AR SCID = adenosine deaminase deficiency.
SCID is classically all different types of infections (bacterial, viral, fungal, protozoal) from birth.
Note the contrast with Bruton.
However one of the Qs on a newer Peds form says “bacterial infections since birth” for a Bruton Q. This is “outrageous” because the timeframe has always been a classic means to distinguish Bruton from SCID, but we can’t argue with the NBME/USMLE. The key to this Q was that the infections were limited to bacterial, whereas in SCID, there will certainly be a variety of infections.
For Bruton, supply immunoglobulins to Tx. Bone marrow transplant is definitive. For SCID, must do bone marrow transplant.
Sometimes the answer for Bruton is “deficiency of humoral immunity.”

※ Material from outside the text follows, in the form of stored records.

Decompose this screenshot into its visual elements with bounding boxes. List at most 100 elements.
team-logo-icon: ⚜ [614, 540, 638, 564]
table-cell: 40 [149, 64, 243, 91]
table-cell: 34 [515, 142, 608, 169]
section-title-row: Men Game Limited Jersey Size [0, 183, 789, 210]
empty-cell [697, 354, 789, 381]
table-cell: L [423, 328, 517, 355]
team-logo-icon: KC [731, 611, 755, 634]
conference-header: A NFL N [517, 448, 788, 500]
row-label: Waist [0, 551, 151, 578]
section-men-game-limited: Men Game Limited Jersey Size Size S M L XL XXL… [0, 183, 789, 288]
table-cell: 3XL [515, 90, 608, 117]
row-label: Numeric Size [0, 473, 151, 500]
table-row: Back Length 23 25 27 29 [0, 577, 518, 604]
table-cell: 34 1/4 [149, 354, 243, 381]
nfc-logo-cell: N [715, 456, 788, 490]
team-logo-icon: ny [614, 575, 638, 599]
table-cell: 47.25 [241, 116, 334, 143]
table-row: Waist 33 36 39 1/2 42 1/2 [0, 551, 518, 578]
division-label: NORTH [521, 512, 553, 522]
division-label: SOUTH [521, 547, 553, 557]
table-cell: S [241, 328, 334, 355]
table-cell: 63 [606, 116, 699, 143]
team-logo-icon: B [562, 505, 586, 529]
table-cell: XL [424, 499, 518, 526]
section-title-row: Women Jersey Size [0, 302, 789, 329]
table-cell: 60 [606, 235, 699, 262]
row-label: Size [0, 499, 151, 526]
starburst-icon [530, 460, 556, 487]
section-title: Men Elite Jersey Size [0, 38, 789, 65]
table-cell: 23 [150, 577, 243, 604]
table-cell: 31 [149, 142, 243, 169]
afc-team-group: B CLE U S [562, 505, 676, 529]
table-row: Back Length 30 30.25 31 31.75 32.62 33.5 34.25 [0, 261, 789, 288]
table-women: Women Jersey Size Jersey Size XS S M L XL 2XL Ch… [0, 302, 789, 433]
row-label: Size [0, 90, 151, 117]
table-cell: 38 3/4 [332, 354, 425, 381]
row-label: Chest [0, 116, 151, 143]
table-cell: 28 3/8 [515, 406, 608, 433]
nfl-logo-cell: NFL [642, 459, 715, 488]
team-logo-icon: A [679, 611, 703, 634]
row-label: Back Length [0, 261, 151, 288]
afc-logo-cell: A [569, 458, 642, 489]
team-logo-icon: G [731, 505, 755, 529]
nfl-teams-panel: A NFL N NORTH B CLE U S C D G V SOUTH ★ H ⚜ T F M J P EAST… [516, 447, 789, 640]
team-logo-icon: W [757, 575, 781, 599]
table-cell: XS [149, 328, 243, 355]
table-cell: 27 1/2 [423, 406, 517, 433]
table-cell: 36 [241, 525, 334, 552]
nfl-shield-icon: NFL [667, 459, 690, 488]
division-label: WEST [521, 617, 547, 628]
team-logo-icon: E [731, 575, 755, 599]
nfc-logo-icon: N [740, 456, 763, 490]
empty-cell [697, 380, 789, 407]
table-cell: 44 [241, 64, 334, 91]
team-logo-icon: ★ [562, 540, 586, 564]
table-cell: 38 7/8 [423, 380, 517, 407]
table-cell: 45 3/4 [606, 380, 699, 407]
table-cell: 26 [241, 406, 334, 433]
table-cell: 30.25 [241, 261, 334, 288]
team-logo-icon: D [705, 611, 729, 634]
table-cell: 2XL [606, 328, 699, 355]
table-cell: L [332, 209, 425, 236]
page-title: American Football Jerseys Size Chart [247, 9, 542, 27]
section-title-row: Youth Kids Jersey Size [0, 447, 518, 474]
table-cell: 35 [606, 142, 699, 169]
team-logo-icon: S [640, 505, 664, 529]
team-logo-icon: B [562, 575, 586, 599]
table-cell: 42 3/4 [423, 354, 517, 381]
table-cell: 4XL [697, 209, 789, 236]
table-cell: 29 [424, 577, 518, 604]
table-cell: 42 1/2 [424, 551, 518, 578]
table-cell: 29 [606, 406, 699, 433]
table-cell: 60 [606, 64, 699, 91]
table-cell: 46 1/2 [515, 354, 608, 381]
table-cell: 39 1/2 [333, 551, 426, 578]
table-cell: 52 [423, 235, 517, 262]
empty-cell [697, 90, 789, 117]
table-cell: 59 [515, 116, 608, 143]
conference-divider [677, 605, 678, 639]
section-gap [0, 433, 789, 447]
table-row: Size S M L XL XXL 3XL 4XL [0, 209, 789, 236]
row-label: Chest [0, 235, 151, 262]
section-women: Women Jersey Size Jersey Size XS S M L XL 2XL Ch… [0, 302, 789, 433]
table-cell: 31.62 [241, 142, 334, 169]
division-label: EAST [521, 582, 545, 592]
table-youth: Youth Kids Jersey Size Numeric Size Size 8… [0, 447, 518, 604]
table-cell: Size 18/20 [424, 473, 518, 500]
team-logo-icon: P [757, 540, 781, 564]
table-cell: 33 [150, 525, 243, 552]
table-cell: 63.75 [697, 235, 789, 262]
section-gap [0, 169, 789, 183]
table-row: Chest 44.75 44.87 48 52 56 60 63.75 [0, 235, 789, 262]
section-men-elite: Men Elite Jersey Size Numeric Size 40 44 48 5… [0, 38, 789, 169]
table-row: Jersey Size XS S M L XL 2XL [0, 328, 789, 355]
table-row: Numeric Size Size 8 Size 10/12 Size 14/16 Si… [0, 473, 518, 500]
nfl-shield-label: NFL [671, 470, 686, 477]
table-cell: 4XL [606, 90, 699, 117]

Chronic granulomatous disease (CGD; aka respiratory burst; aka NADPH oxidase deficiency) –> susceptibility to catalase (+) organisms –> SPACES
- Serratia/Staph, Pseudomonas, Actinomyces/Aspergillus, Candida, E. coli.
The bolded ones are ultra-HY as more specific for NADPH oxidase deficiency. In other words, if Q mentions Hx of Serratia sepsis, you’re likely dealing with CGD.
Dx with dihydrorhodamine test; tetrazolium blue assay is now obsolete and the WRONG answer. They have both answer choices on NBME 15 or 16 for Step 1 and dihydrorhodamine test is correct.
Newer CGD Qs on the peds forms are now giving recurrent Staph infections as the presentation.
IgA deficiency is probably the highest yield immunodeficiency for the 2CK and peds shelf.
Presentation is always recurrent sinopulmonary infections in a teenager or young adult. I will always tell students you can Dx this one because the presentation is “not that bad,” which means the vignette won’t give you a a young, sick kid as with the Bruton and SCID vignettes.
Usually a 16-35-year-old with Hx of a few pneumonias and/or several instances of sinusitis, treated with antibiotics. Patient now presents with sore cheeks (sinusitis).
Classic /easy Step 1 detail is Hx of anaphylaxis with blood transfusion, but for 2CK, you need to know IgA deficiency also presents with:
- Atopy (asthma, seasonal allergies, eczema).
- Giardia infection in the Hx
- Other autoimmune diseases (e.g., vitiligo).
- False (-) antibodies for Celiac screen, since anti-tissue transglutaminase, -gliadin/-endomysial are IgA.
Answer for IgA deficiency will be “defect in humoral immunity,” or “deficiency of mucosal immunoglobulin.” Note the former can be correct for either Bruton or IgA deficiency, but the latter would be wrong for Bruton.